# Electric smoker - wood chips or chunks on burner?



## wing-it (Jul 23, 2012)

I'm new to SMF today and happy to have found y'all.  Love smoking but have a lot to learn.  We have an electric smoker Brinkman Gourmet dome style.  It had 2 grill levels, a metal water bowl and electric grid/grill on the bottom of the smoker.

we have used water soaked chips placed directly on the grills, but read on the forum that water soaking isn't necessary.  What about using chunks?  2 weeks ago we lost an 80foot hickory tree in our yard so we have lots of firewood and chunks for the smoker. 

Are the chips/chunks placed directly on the electric grill, beside the grills, wrapped in foil, or ???

Appreciate your experience and thoughts.

regards from Virginia


----------



## pops6927 (Jul 23, 2012)

Hi Wing-it! Thank you for joining our forum!

If you would kindly go to Roll Call and introduce yourself, we will be able to welcome you!

Also, please include your location too!

Is there a pan of sorts to hold your wood chips or chunks or a place to put a small pan, like an iron frying pan?
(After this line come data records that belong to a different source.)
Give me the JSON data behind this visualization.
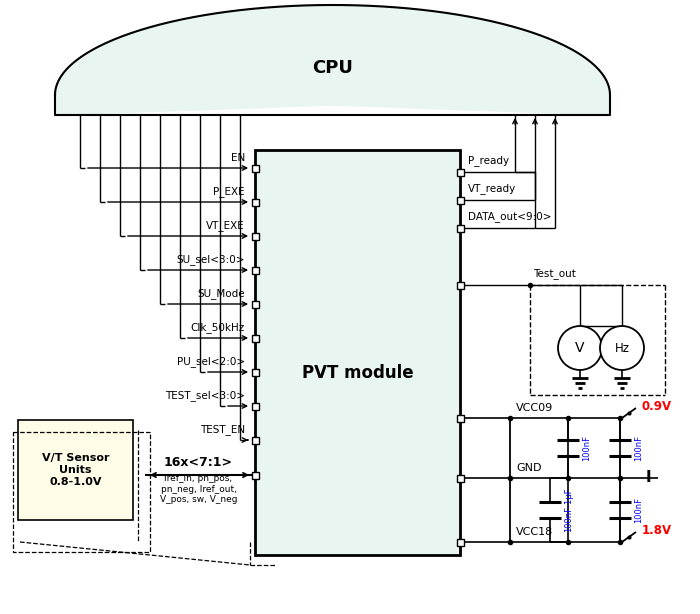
{
  "cpu_color": "#e8f5f0",
  "pvt_color": "#e8f5f0",
  "sensor_color": "#fffde7",
  "pvt_label": "PVT module",
  "sensor_label": "V/T Sensor\nUnits\n0.8-1.0V",
  "bus_label": "16x<7:1>",
  "bus_sublabel": "Iref_in, pn_pos,\npn_neg, Iref_out,\nV_pos, sw, V_neg",
  "input_signals": [
    "EN",
    "P_EXE",
    "VT_EXE",
    "SU_sel<3:0>",
    "SU_Mode",
    "Clk_50kHz",
    "PU_sel<2:0>",
    "TEST_sel<3:0>",
    "TEST_EN"
  ],
  "output_signals": [
    "P_ready",
    "VT_ready",
    "DATA_out<9:0>",
    "Test_out"
  ],
  "power_labels": [
    "VCC09",
    "GND",
    "VCC18"
  ],
  "volt_09": "0.9V",
  "volt_18": "1.8V",
  "cap_labels": [
    "100nF",
    "100nF-1μF",
    "100nF",
    "100nF"
  ]
}
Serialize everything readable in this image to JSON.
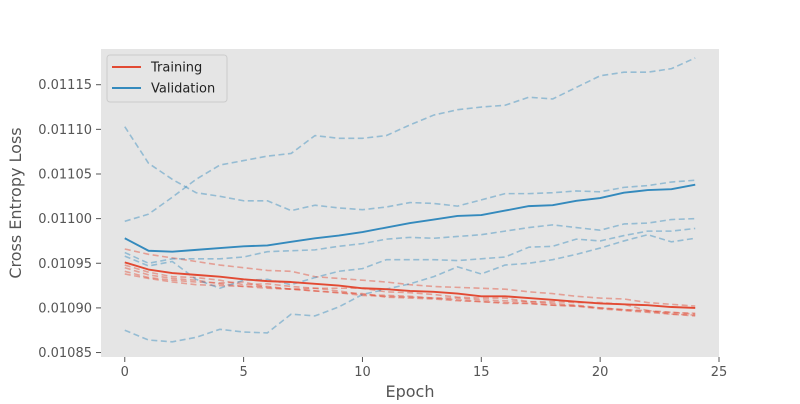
{
  "chart_data": {
    "type": "line",
    "title": "",
    "xlabel": "Epoch",
    "ylabel": "Cross Entropy Loss",
    "xlim": [
      -1,
      25
    ],
    "ylim": [
      0.010845,
      0.01119
    ],
    "xticks": [
      0,
      5,
      10,
      15,
      20,
      25
    ],
    "yticks": [
      0.01085,
      0.0109,
      0.01095,
      0.011,
      0.01105,
      0.0111,
      0.01115
    ],
    "ytick_labels": [
      "0.01085",
      "0.01090",
      "0.01095",
      "0.01100",
      "0.01105",
      "0.01110",
      "0.01115"
    ],
    "grid": false,
    "background": "#e5e5e5",
    "legend_position": "top-left",
    "x": [
      0,
      1,
      2,
      3,
      4,
      5,
      6,
      7,
      8,
      9,
      10,
      11,
      12,
      13,
      14,
      15,
      16,
      17,
      18,
      19,
      20,
      21,
      22,
      23,
      24
    ],
    "series": [
      {
        "name": "Training",
        "color": "#e24a33",
        "style": "solid",
        "values": [
          0.010951,
          0.010943,
          0.010939,
          0.010937,
          0.010935,
          0.010932,
          0.01093,
          0.010929,
          0.010927,
          0.010925,
          0.010922,
          0.010921,
          0.010919,
          0.010918,
          0.010916,
          0.010913,
          0.010913,
          0.010911,
          0.010909,
          0.010907,
          0.010905,
          0.010904,
          0.010903,
          0.010901,
          0.0109
        ]
      },
      {
        "name": "Validation",
        "color": "#348abd",
        "style": "solid",
        "values": [
          0.010978,
          0.010964,
          0.010963,
          0.010965,
          0.010967,
          0.010969,
          0.01097,
          0.010974,
          0.010978,
          0.010981,
          0.010985,
          0.01099,
          0.010995,
          0.010999,
          0.011003,
          0.011004,
          0.011009,
          0.011014,
          0.011015,
          0.01102,
          0.011023,
          0.011029,
          0.011032,
          0.011033,
          0.011038
        ]
      },
      {
        "color": "#e24a33",
        "style": "dashed",
        "values": [
          0.010966,
          0.01096,
          0.010956,
          0.010952,
          0.010948,
          0.010945,
          0.010942,
          0.010941,
          0.010935,
          0.010933,
          0.010931,
          0.010929,
          0.010926,
          0.010924,
          0.010923,
          0.010922,
          0.010921,
          0.010918,
          0.010916,
          0.010913,
          0.010911,
          0.01091,
          0.010906,
          0.010904,
          0.010902
        ]
      },
      {
        "color": "#e24a33",
        "style": "dashed",
        "values": [
          0.010948,
          0.01094,
          0.010935,
          0.010934,
          0.010931,
          0.010926,
          0.010927,
          0.010924,
          0.010922,
          0.010922,
          0.010922,
          0.010918,
          0.010917,
          0.010915,
          0.010912,
          0.010911,
          0.010911,
          0.010907,
          0.010907,
          0.010906,
          0.010906,
          0.010904,
          0.010897,
          0.010893,
          0.010892
        ]
      },
      {
        "color": "#e24a33",
        "style": "dashed",
        "values": [
          0.010945,
          0.010937,
          0.010933,
          0.010931,
          0.010927,
          0.010924,
          0.010924,
          0.010921,
          0.010922,
          0.010919,
          0.010915,
          0.010914,
          0.010913,
          0.010911,
          0.010911,
          0.010909,
          0.010908,
          0.010907,
          0.010905,
          0.010903,
          0.0109,
          0.010898,
          0.010896,
          0.010895,
          0.010894
        ]
      },
      {
        "color": "#e24a33",
        "style": "dashed",
        "values": [
          0.010941,
          0.010934,
          0.010931,
          0.010929,
          0.010928,
          0.010929,
          0.010923,
          0.010921,
          0.010919,
          0.010917,
          0.010916,
          0.010912,
          0.010911,
          0.01091,
          0.010908,
          0.010907,
          0.010905,
          0.010905,
          0.010903,
          0.010902,
          0.010899,
          0.010897,
          0.010895,
          0.010893,
          0.010891
        ]
      },
      {
        "color": "#e24a33",
        "style": "dashed",
        "values": [
          0.010938,
          0.010933,
          0.010929,
          0.010926,
          0.010925,
          0.010924,
          0.010922,
          0.010921,
          0.010919,
          0.010917,
          0.010914,
          0.010913,
          0.010912,
          0.010911,
          0.010909,
          0.010907,
          0.010906,
          0.010905,
          0.010903,
          0.010902,
          0.0109,
          0.010898,
          0.010897,
          0.010895,
          0.010893
        ]
      },
      {
        "color": "#348abd",
        "style": "dashed",
        "values": [
          0.011103,
          0.011062,
          0.011044,
          0.011029,
          0.011025,
          0.01102,
          0.01102,
          0.011009,
          0.011015,
          0.011012,
          0.01101,
          0.011013,
          0.011018,
          0.011017,
          0.011014,
          0.011021,
          0.011028,
          0.011028,
          0.011029,
          0.011031,
          0.01103,
          0.011035,
          0.011037,
          0.011041,
          0.011043
        ]
      },
      {
        "color": "#348abd",
        "style": "dashed",
        "values": [
          0.010997,
          0.011005,
          0.011024,
          0.011044,
          0.01106,
          0.011065,
          0.01107,
          0.011073,
          0.011093,
          0.01109,
          0.01109,
          0.011093,
          0.011105,
          0.011116,
          0.011122,
          0.011125,
          0.011127,
          0.011136,
          0.011134,
          0.011147,
          0.01116,
          0.011164,
          0.011164,
          0.011168,
          0.01118
        ]
      },
      {
        "color": "#348abd",
        "style": "dashed",
        "values": [
          0.010962,
          0.01095,
          0.010955,
          0.010955,
          0.010955,
          0.010957,
          0.010963,
          0.010964,
          0.010965,
          0.010969,
          0.010972,
          0.010977,
          0.010979,
          0.010978,
          0.01098,
          0.010982,
          0.010986,
          0.01099,
          0.010993,
          0.01099,
          0.010987,
          0.010994,
          0.010995,
          0.010999,
          0.011
        ]
      },
      {
        "color": "#348abd",
        "style": "dashed",
        "values": [
          0.010958,
          0.010947,
          0.010952,
          0.010932,
          0.010922,
          0.010931,
          0.010932,
          0.010926,
          0.010934,
          0.010941,
          0.010944,
          0.010954,
          0.010954,
          0.010954,
          0.010953,
          0.010955,
          0.010957,
          0.010968,
          0.010969,
          0.010977,
          0.010975,
          0.010981,
          0.010986,
          0.010986,
          0.010989
        ]
      },
      {
        "color": "#348abd",
        "style": "dashed",
        "values": [
          0.010875,
          0.010864,
          0.010862,
          0.010867,
          0.010876,
          0.010873,
          0.010872,
          0.010893,
          0.010891,
          0.010901,
          0.010915,
          0.010921,
          0.010927,
          0.010935,
          0.010946,
          0.010938,
          0.010948,
          0.01095,
          0.010954,
          0.01096,
          0.010967,
          0.010975,
          0.010982,
          0.010974,
          0.010978
        ]
      }
    ]
  }
}
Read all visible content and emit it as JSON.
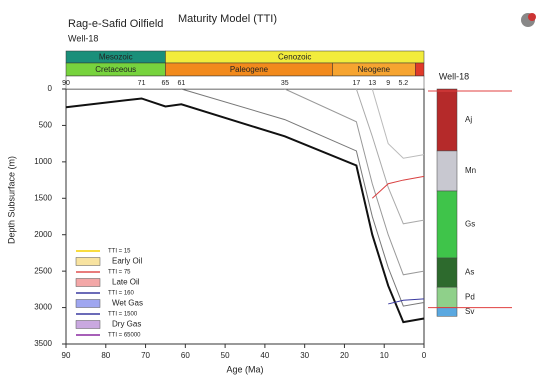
{
  "chart_data": {
    "type": "line",
    "title": "Rag-e-Safid Oilfield",
    "subtitle": "Maturity Model (TTI)",
    "well": "Well-18",
    "x_label": "Age (Ma)",
    "y_label": "Depth Subsurface (m)",
    "xlim": [
      90,
      0
    ],
    "ylim": [
      0,
      3500
    ],
    "xticks": [
      90,
      80,
      70,
      60,
      50,
      40,
      30,
      20,
      10,
      0
    ],
    "yticks": [
      0,
      500,
      1000,
      1500,
      2000,
      2500,
      3000,
      3500
    ],
    "eras": [
      {
        "name": "Mesozoic",
        "start": 90,
        "end": 65,
        "color": "#1a8f7a"
      },
      {
        "name": "Cenozoic",
        "start": 65,
        "end": 0,
        "color": "#f2ec3c"
      }
    ],
    "periods": [
      {
        "name": "Cretaceous",
        "start": 90,
        "end": 65,
        "color": "#77d33d"
      },
      {
        "name": "Paleogene",
        "start": 65,
        "end": 23,
        "color": "#f28a1c"
      },
      {
        "name": "Neogene",
        "start": 23,
        "end": 2.2,
        "color": "#f6a430"
      }
    ],
    "age_labels": [
      90,
      71,
      65,
      61,
      35,
      17,
      13,
      9,
      5.2
    ],
    "x": [
      90,
      71,
      65,
      61,
      35,
      17,
      13,
      9,
      5.2,
      0
    ],
    "burial_lines": [
      {
        "color": "#111111",
        "values": [
          250,
          130,
          240,
          210,
          650,
          1050,
          2000,
          2700,
          3200,
          3150
        ]
      },
      {
        "color": "#777777",
        "values": [
          null,
          null,
          null,
          0,
          420,
          850,
          1750,
          2450,
          2980,
          2930
        ]
      },
      {
        "color": "#999999",
        "values": [
          null,
          null,
          null,
          null,
          0,
          450,
          1300,
          2000,
          2550,
          2500
        ]
      },
      {
        "color": "#aaaaaa",
        "values": [
          null,
          null,
          null,
          null,
          null,
          0,
          650,
          1350,
          1850,
          1800
        ]
      },
      {
        "color": "#bbbbbb",
        "values": [
          null,
          null,
          null,
          null,
          null,
          null,
          0,
          750,
          950,
          900
        ]
      }
    ],
    "tti_lines": [
      {
        "color": "#d94040",
        "x": [
          13,
          9,
          5.2,
          0
        ],
        "values": [
          1500,
          1300,
          1250,
          1200
        ]
      },
      {
        "color": "#3a3aa0",
        "x": [
          9,
          5.2,
          0
        ],
        "values": [
          2950,
          2900,
          2880
        ]
      }
    ],
    "legend": [
      {
        "name": "TTI = 15",
        "color": "#f5d000",
        "style": "line"
      },
      {
        "name": "Early Oil",
        "color": "#f8e3a0",
        "style": "fill"
      },
      {
        "name": "TTI = 75",
        "color": "#e05050",
        "style": "line"
      },
      {
        "name": "Late Oil",
        "color": "#f3a7a7",
        "style": "fill"
      },
      {
        "name": "TTI = 160",
        "color": "#3a3aa0",
        "style": "line"
      },
      {
        "name": "Wet Gas",
        "color": "#9fa6f0",
        "style": "fill"
      },
      {
        "name": "TTI = 1500",
        "color": "#3a3aa0",
        "style": "line"
      },
      {
        "name": "Dry Gas",
        "color": "#c9a8e0",
        "style": "fill"
      },
      {
        "name": "TTI = 65000",
        "color": "#8a2aa0",
        "style": "line"
      }
    ],
    "lithology": [
      {
        "name": "Aj",
        "top": 0,
        "bottom": 850,
        "color": "#b52a2a"
      },
      {
        "name": "Mn",
        "top": 850,
        "bottom": 1400,
        "color": "#c8c8d0"
      },
      {
        "name": "Gs",
        "top": 1400,
        "bottom": 2320,
        "color": "#3fc44a"
      },
      {
        "name": "As",
        "top": 2320,
        "bottom": 2720,
        "color": "#2d6a2d"
      },
      {
        "name": "Pd",
        "top": 2720,
        "bottom": 3000,
        "color": "#8fd08a"
      },
      {
        "name": "Sv",
        "top": 3000,
        "bottom": 3120,
        "color": "#5aa8e0"
      }
    ]
  }
}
You would normally put your wood in the pan on the grill over the element to let it heat and smolder.  A few small chunks usually does the trick.  You don't need large billowing smoke, just thin blue smoke to keep the presence of smoke absorbing into your meat.


----------



## pops6927 (Jul 23, 2012)

Well, I'm wrong.  Found the instructions to your specific smoker:

http://static.highspeedbackbone.net/pdf/810-7080-K.pdf

Just follow the instructions plus any mods others give you here!


----------



## danbono (Jul 23, 2012)

Wing-it: Use chunks one at a time on the lava rocks NOT the element. My chunks usually last 2 hrs, before I have to add another..

Good Luck, Dan


----------



## wing-it (Jul 23, 2012)

Pops and DanB

Appreciate the info.  I'll cut way down on my use of wood.  Thank you oh learned ones.


----------